How is the standard definition of independence applied to time-series?

Question

So, [Wikipedia says] that the standard definition of independence is:

$f_{X,Y}(x,y) = f_X(x) f_Y(y)$

How is this applied to timeseries? How do we calculate each side of the equation?

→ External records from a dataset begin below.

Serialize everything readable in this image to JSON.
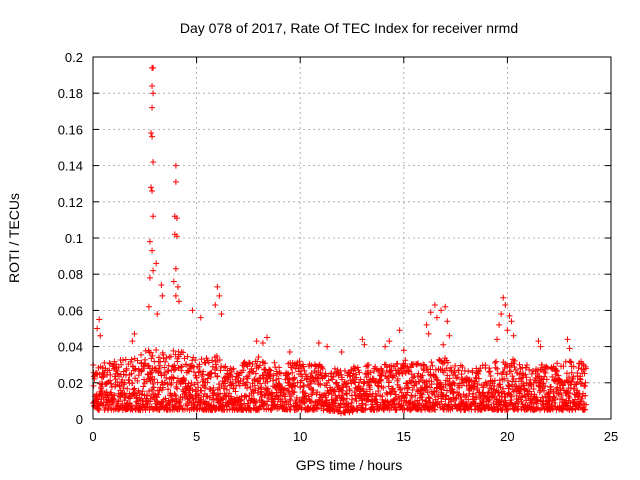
{
  "chart_data": {
    "type": "scatter",
    "title": "Day 078 of 2017, Rate Of TEC Index for receiver nrmd",
    "xlabel": "GPS time / hours",
    "ylabel": "ROTI / TECUs",
    "xlim": [
      0,
      25
    ],
    "ylim": [
      0,
      0.2
    ],
    "xticks": [
      0,
      5,
      10,
      15,
      20,
      25
    ],
    "yticks": [
      0,
      0.02,
      0.04,
      0.06,
      0.08,
      0.1,
      0.12,
      0.14,
      0.16,
      0.18,
      0.2
    ],
    "grid": true,
    "marker": "+",
    "color": "#ff0000",
    "baseline_band": [
      {
        "x": 0.0,
        "min": 0.005,
        "max": 0.03
      },
      {
        "x": 1.0,
        "min": 0.005,
        "max": 0.032
      },
      {
        "x": 2.0,
        "min": 0.005,
        "max": 0.035
      },
      {
        "x": 3.0,
        "min": 0.005,
        "max": 0.04
      },
      {
        "x": 4.0,
        "min": 0.005,
        "max": 0.04
      },
      {
        "x": 5.0,
        "min": 0.005,
        "max": 0.035
      },
      {
        "x": 6.0,
        "min": 0.005,
        "max": 0.035
      },
      {
        "x": 7.0,
        "min": 0.005,
        "max": 0.03
      },
      {
        "x": 8.0,
        "min": 0.005,
        "max": 0.035
      },
      {
        "x": 9.0,
        "min": 0.005,
        "max": 0.03
      },
      {
        "x": 10.0,
        "min": 0.005,
        "max": 0.032
      },
      {
        "x": 11.0,
        "min": 0.005,
        "max": 0.03
      },
      {
        "x": 12.0,
        "min": 0.003,
        "max": 0.028
      },
      {
        "x": 13.0,
        "min": 0.005,
        "max": 0.03
      },
      {
        "x": 14.0,
        "min": 0.005,
        "max": 0.03
      },
      {
        "x": 15.0,
        "min": 0.005,
        "max": 0.033
      },
      {
        "x": 16.0,
        "min": 0.005,
        "max": 0.03
      },
      {
        "x": 17.0,
        "min": 0.005,
        "max": 0.035
      },
      {
        "x": 18.0,
        "min": 0.005,
        "max": 0.028
      },
      {
        "x": 19.0,
        "min": 0.005,
        "max": 0.03
      },
      {
        "x": 20.0,
        "min": 0.005,
        "max": 0.035
      },
      {
        "x": 21.0,
        "min": 0.005,
        "max": 0.03
      },
      {
        "x": 22.0,
        "min": 0.005,
        "max": 0.03
      },
      {
        "x": 23.0,
        "min": 0.005,
        "max": 0.032
      },
      {
        "x": 23.8,
        "min": 0.005,
        "max": 0.032
      }
    ],
    "notable_points": [
      {
        "x": 2.85,
        "y": 0.194
      },
      {
        "x": 2.9,
        "y": 0.194
      },
      {
        "x": 2.85,
        "y": 0.184
      },
      {
        "x": 2.9,
        "y": 0.18
      },
      {
        "x": 2.85,
        "y": 0.172
      },
      {
        "x": 2.8,
        "y": 0.158
      },
      {
        "x": 2.85,
        "y": 0.156
      },
      {
        "x": 2.9,
        "y": 0.142
      },
      {
        "x": 2.8,
        "y": 0.128
      },
      {
        "x": 2.85,
        "y": 0.126
      },
      {
        "x": 2.9,
        "y": 0.112
      },
      {
        "x": 2.75,
        "y": 0.098
      },
      {
        "x": 2.85,
        "y": 0.093
      },
      {
        "x": 3.05,
        "y": 0.086
      },
      {
        "x": 2.9,
        "y": 0.082
      },
      {
        "x": 2.75,
        "y": 0.078
      },
      {
        "x": 4.0,
        "y": 0.14
      },
      {
        "x": 4.0,
        "y": 0.131
      },
      {
        "x": 3.95,
        "y": 0.112
      },
      {
        "x": 4.05,
        "y": 0.111
      },
      {
        "x": 3.95,
        "y": 0.102
      },
      {
        "x": 4.05,
        "y": 0.101
      },
      {
        "x": 4.0,
        "y": 0.083
      },
      {
        "x": 3.9,
        "y": 0.076
      },
      {
        "x": 4.1,
        "y": 0.073
      },
      {
        "x": 4.0,
        "y": 0.068
      },
      {
        "x": 4.15,
        "y": 0.065
      },
      {
        "x": 3.3,
        "y": 0.074
      },
      {
        "x": 3.35,
        "y": 0.068
      },
      {
        "x": 2.7,
        "y": 0.062
      },
      {
        "x": 3.1,
        "y": 0.058
      },
      {
        "x": 6.0,
        "y": 0.073
      },
      {
        "x": 6.1,
        "y": 0.068
      },
      {
        "x": 5.9,
        "y": 0.063
      },
      {
        "x": 6.2,
        "y": 0.058
      },
      {
        "x": 4.8,
        "y": 0.06
      },
      {
        "x": 5.2,
        "y": 0.056
      },
      {
        "x": 0.3,
        "y": 0.055
      },
      {
        "x": 0.2,
        "y": 0.05
      },
      {
        "x": 0.35,
        "y": 0.046
      },
      {
        "x": 2.0,
        "y": 0.047
      },
      {
        "x": 1.9,
        "y": 0.043
      },
      {
        "x": 7.9,
        "y": 0.043
      },
      {
        "x": 8.2,
        "y": 0.042
      },
      {
        "x": 8.4,
        "y": 0.045
      },
      {
        "x": 9.5,
        "y": 0.037
      },
      {
        "x": 10.9,
        "y": 0.042
      },
      {
        "x": 11.3,
        "y": 0.04
      },
      {
        "x": 12.0,
        "y": 0.037
      },
      {
        "x": 13.0,
        "y": 0.044
      },
      {
        "x": 13.1,
        "y": 0.041
      },
      {
        "x": 14.1,
        "y": 0.04
      },
      {
        "x": 14.3,
        "y": 0.043
      },
      {
        "x": 14.8,
        "y": 0.049
      },
      {
        "x": 15.0,
        "y": 0.038
      },
      {
        "x": 16.1,
        "y": 0.052
      },
      {
        "x": 16.3,
        "y": 0.059
      },
      {
        "x": 16.5,
        "y": 0.063
      },
      {
        "x": 16.6,
        "y": 0.056
      },
      {
        "x": 16.8,
        "y": 0.06
      },
      {
        "x": 17.0,
        "y": 0.062
      },
      {
        "x": 17.1,
        "y": 0.054
      },
      {
        "x": 16.2,
        "y": 0.047
      },
      {
        "x": 17.2,
        "y": 0.046
      },
      {
        "x": 16.9,
        "y": 0.041
      },
      {
        "x": 19.8,
        "y": 0.067
      },
      {
        "x": 19.9,
        "y": 0.063
      },
      {
        "x": 19.7,
        "y": 0.058
      },
      {
        "x": 20.1,
        "y": 0.057
      },
      {
        "x": 20.2,
        "y": 0.054
      },
      {
        "x": 19.6,
        "y": 0.052
      },
      {
        "x": 20.0,
        "y": 0.049
      },
      {
        "x": 20.3,
        "y": 0.046
      },
      {
        "x": 19.5,
        "y": 0.044
      },
      {
        "x": 21.5,
        "y": 0.043
      },
      {
        "x": 21.6,
        "y": 0.04
      },
      {
        "x": 22.9,
        "y": 0.044
      },
      {
        "x": 23.0,
        "y": 0.039
      }
    ]
  }
}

If we're assuming that the probability distributions of the two series are the same, then $X=Y$ and we can just use $f(x,y) = f(x) f(y)$, right? So then I geuss I am basically asking what is f(x,y), and how do we calculate it?

Answer 1

Dependence is what makes time series, which are really sequences, interesting. Otherwise they would be an unordered set of random variables. Returning to your question, the issue is whether the joint distribution of $X_{t_i}$ and $X_{t_j}$ is separable: $f_{X_{t_i}, X_{t_j}}(x, y) \overset{?}{\equiv} f_{X_{t_i}}(x) f_{X_{t_j}}(y)$

Answer 2

Independence means that the joint density function for a set of variables is a product of their individual marginal densities. This doesn't change in the context of time series. $f(x,y)$ is the joint density for $X$ at $x$ and $Y$ at $y$. If $X$ and $Y$ are independent then it is the product of $f_X(x)$ and $f_Y(y)$. Note that $X$ and $Y$ do not have to have the same density. That is why Wikipedia used the subscripts and you should have too. Now in general if the variables are dependent than you need to know the form of the density and the value of the parameters. For example the bivariate normal density looks as follows:

$$ f_{X,Y}(x, y) = c e^{-q(x,y)} $$,

where the normalizing constant is

$$c = \frac{1}{2π \sqrt{(1-ρ^2)} σ_x σ_y} $$

and

$$q(x,y) = \frac{ \left( \frac{(x-μ_x)^2}{σ_{x}^2} - \frac{2 ρ (x-μ_x)(y-μ_y)}{σ_x σ_y} + \frac{(y-μ_y)^2}{σ_{y}^2}\right) }{2(1- ρ^2)} $$

We have two variances a correlation and constants in the formula. Given the parameters $ρ$, $σ_x$, $σ_y$ and $μ_x$ and $μ_y$ the joint density can be calculated.